From sextortion to generative-AI: emerging threats targeting minors online in 2023

November 2, 2023 · READ

Digital threats to children online are escalating, according to the 2023 Global Threat Assessment report released by the WeProtect Global Alliance. The report highlights an alarming increase in the scale and complexity of digital threats facing minors, and calls for the urgent adoption of several corrective measures aimed at addressing such threats.

These measures include the implementation of safety by design, aligning legal and regulatory frameworks governing online harms across the globe, and the application of public health approaches to violence prevention, amongst others.

Cover of the weprotect global threat assessment 2023

As a stakeholder in the online trust and safety community, Resolver, a Kroll business contributed insights and data points drawn from multiple sources including social media, gaming, and online communities on the deep and dark web featured in this year’s Global Threat Assessment report. We reiterated the call for action aimed at preventing the continued victimization of minors online.

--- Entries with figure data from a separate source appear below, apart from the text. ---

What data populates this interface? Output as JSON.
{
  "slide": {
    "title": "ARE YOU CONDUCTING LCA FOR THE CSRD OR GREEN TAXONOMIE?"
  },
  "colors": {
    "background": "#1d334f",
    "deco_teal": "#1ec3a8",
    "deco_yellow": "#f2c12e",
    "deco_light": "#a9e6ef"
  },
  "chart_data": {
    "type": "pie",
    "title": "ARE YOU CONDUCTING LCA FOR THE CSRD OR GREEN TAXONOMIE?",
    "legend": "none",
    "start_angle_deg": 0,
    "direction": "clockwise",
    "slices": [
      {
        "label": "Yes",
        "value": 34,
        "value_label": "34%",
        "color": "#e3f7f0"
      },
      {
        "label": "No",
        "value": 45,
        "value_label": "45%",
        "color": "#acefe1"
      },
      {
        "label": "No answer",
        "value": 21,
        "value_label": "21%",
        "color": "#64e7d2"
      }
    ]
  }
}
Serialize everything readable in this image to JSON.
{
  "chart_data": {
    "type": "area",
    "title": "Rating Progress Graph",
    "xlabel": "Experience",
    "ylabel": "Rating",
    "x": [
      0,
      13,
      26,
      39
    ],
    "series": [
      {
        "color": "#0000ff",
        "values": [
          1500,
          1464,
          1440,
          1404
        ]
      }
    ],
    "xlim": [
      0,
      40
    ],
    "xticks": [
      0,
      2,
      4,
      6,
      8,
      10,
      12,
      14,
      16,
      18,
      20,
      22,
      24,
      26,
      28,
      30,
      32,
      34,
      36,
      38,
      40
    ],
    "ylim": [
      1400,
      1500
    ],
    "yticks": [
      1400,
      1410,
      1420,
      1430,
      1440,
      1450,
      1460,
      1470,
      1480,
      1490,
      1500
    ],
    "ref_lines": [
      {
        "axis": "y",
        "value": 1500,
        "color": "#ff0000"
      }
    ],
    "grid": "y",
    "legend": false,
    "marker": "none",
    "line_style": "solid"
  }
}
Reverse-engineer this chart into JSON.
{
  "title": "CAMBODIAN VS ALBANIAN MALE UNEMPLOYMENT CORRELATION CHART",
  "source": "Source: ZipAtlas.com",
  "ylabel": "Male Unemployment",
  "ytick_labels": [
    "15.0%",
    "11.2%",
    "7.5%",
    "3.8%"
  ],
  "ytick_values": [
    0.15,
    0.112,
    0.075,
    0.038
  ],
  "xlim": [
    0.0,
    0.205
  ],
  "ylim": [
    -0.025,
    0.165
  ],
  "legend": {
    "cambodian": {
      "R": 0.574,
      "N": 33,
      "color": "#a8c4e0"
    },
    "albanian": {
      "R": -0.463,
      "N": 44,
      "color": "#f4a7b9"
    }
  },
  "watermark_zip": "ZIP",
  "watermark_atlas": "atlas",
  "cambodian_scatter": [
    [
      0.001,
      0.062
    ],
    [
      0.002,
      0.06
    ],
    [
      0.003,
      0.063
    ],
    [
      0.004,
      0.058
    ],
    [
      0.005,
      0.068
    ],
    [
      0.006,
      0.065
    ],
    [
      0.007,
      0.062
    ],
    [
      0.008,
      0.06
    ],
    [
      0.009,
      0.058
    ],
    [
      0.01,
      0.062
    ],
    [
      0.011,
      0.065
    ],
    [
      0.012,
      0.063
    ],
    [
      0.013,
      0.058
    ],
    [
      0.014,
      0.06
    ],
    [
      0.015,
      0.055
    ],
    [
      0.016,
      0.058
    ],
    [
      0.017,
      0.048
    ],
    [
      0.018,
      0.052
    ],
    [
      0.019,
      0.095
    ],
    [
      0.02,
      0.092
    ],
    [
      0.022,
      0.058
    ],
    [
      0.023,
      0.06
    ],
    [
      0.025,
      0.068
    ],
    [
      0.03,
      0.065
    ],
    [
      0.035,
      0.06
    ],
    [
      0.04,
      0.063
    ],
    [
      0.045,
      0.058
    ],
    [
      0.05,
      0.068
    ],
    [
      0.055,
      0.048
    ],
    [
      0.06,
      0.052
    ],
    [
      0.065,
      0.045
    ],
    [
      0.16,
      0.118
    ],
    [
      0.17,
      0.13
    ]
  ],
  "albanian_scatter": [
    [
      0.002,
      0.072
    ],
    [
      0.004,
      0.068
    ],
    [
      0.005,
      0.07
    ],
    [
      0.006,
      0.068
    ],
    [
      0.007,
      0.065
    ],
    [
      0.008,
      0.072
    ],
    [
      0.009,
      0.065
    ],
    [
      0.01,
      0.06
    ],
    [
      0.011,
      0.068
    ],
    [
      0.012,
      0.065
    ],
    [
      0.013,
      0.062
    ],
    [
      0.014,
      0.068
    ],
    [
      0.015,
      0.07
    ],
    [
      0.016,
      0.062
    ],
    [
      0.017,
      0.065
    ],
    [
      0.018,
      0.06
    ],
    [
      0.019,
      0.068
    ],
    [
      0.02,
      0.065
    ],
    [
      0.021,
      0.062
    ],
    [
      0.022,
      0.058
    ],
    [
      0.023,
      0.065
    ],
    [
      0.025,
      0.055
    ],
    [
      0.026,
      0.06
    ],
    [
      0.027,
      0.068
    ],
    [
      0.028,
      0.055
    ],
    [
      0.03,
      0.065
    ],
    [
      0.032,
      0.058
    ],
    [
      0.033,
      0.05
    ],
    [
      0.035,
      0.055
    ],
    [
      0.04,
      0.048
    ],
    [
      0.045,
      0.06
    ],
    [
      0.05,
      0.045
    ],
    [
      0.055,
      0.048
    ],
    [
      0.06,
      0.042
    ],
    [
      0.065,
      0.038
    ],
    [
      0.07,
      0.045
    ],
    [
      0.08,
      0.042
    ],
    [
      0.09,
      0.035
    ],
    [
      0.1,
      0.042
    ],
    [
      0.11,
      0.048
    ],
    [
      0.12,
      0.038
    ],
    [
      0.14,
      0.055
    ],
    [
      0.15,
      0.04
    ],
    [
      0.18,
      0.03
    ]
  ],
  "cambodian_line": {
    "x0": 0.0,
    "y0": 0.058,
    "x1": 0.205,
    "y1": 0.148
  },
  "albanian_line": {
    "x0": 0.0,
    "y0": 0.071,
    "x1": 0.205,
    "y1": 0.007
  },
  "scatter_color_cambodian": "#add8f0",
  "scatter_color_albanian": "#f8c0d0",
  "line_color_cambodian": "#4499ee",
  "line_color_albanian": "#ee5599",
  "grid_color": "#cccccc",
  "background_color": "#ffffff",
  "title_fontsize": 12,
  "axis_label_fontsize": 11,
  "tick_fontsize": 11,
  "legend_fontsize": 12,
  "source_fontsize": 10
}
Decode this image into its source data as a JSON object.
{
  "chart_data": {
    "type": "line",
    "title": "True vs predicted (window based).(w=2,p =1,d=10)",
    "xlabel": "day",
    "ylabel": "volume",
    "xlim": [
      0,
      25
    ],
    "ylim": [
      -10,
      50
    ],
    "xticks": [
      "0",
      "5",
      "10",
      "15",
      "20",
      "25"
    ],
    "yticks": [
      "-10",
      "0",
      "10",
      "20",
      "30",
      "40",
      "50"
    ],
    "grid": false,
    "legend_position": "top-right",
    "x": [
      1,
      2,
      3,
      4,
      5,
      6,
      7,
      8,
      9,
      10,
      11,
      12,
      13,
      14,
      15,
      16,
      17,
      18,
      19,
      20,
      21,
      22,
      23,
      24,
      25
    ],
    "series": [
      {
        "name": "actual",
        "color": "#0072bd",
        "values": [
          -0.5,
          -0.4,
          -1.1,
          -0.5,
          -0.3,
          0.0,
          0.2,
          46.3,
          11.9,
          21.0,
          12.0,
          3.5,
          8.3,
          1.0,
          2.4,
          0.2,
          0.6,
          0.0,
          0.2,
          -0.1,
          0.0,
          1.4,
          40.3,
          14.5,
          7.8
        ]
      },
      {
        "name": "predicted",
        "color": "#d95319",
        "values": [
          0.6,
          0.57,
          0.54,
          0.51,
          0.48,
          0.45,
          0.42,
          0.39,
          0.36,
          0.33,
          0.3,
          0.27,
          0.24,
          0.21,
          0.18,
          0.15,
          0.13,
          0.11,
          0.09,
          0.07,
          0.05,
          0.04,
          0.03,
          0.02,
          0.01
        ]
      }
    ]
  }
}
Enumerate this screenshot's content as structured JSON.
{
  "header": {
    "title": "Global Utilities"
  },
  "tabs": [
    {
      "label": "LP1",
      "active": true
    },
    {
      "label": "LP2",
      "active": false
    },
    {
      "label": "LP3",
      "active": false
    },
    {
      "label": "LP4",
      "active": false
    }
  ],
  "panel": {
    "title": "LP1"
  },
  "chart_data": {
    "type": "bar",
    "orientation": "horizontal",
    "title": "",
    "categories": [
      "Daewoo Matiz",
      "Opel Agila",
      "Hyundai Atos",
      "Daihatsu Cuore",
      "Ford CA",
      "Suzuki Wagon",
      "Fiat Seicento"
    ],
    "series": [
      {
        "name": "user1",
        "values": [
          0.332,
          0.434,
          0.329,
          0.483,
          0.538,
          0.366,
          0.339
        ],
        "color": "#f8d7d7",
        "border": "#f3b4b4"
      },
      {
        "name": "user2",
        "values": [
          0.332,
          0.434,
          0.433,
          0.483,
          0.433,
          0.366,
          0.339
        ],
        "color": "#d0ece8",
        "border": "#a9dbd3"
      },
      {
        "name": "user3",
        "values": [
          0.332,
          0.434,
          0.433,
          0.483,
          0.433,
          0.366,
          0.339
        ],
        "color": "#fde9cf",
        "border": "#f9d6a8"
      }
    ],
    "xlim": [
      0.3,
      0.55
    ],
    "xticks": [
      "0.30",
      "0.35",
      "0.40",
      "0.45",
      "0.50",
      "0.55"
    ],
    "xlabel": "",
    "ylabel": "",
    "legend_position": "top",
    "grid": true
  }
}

Beyond a sharp spike in the volume of CSAM material reports to regulatory agencies across the globe – including an 87% increase in the number of relevant reports processed by the US National Center for Missing & Exploited Children (NCMEC) since 2019 – the adoption of generative technologies such as Large Language Models (LLM) and text-to-image services by predator communities have also enabled new forms of online abuse. The cross-platform trade of self-generated CSAM, the grooming and financial sexual extortion of minors on popular social media and gaming platforms, curation of content of interest to predators (COITP) and proliferation of AI-generated CSAM content are all of grave concern.

What are the key trends in CSAM in 2023?

1. Recognize Children from marginalized and economically underprivileged communities are at increased risk of online sexual harm

Increased internet access among minors over the previous few years has exposed minors to a wider range of risks, including sexual exploitation and abuse. According to the latest figures compiled by The Economist Impact, globally 54% of respondents aged between 18 and 20 had experienced at least one type of online sexual harm. The same study also found that respondents who self-identified as a minority group were more likely to have experienced online sexual abuse, with 65% of respondents categorized as LGBTQ+ reported having suffered from such harm.

2. Recognize Increase in ‘self-generated’ CSAM content

According to data collected by the Internet Watch Foundation (IWF), the number of webpages actioned by the organization featuring ‘self-generated’ sexual imagery increased from 27% to 78% between 2018 and 2022. Additionally, children aged 11-13 feature most in reports of such imagery, with girls in this age group representing 50% of all reports actioned by the IWF in 2022.

3. Recognize Minors at increased risk of grooming and financial sexual extortion on social media and gaming platforms

NCMEC received more than 10,000 reports of grooming and sexual extortion in 2022, compared to just 139 reports the previous year. That constitutes a 7200% increase in such crimes over the reported time frame. The growing severity prompted the US FBI to issue a public safety alert with many of such schemes reportedly orchestrated by offshore criminal syndicates. Online multiplayer games increased children’s risk of experiencing sexual harm at alarming speed. A Resolver investigation found that online predators are able to lock minors into high-risk grooming conversations in as little as 19 seconds after the first message, while 45 minutes represents the average time for grooming in such an online environment.

Statistics from the weprotect global threat assessment 2023

4. Recognize AI-generated CSAM represents new and fast-developing form of abuse

The past year has seen a growing number of cases in which online predators have misused popular generative-AI services to create CSAM for both personal and commercial use. In a five week period in 2023, the IWF investigated 29 reports of URLs containing suspected AI-generated CSAM, of which 7 were found to contain synthetic media. The same investigation also revealed that some of the offenders had posted this synthetic media on image-sharing platforms, while promoting links to other content depicting “real children” that is hosted on other platforms – some of which is hosted behind a paywall.


The 2023 Global Threat Assessment highlights the growing volume and diversity in online threats facing minors congregating in online spaces. Financial sexual extortion of minors on social media and gaming platforms, and the misuse of Generative AI to produce CSAM have grown in popularity over the previous year and are likely to pose a significant challenge to enforcement and regulatory bodies over the long term. The report also calls for a broader investment in public health approaches, centering children rights and perspectives in prioritizing prevention designed interventions, and global alignment on legislations governing online harms as three urgent corrective measures that can help address the risks posed by online predators on a global scale.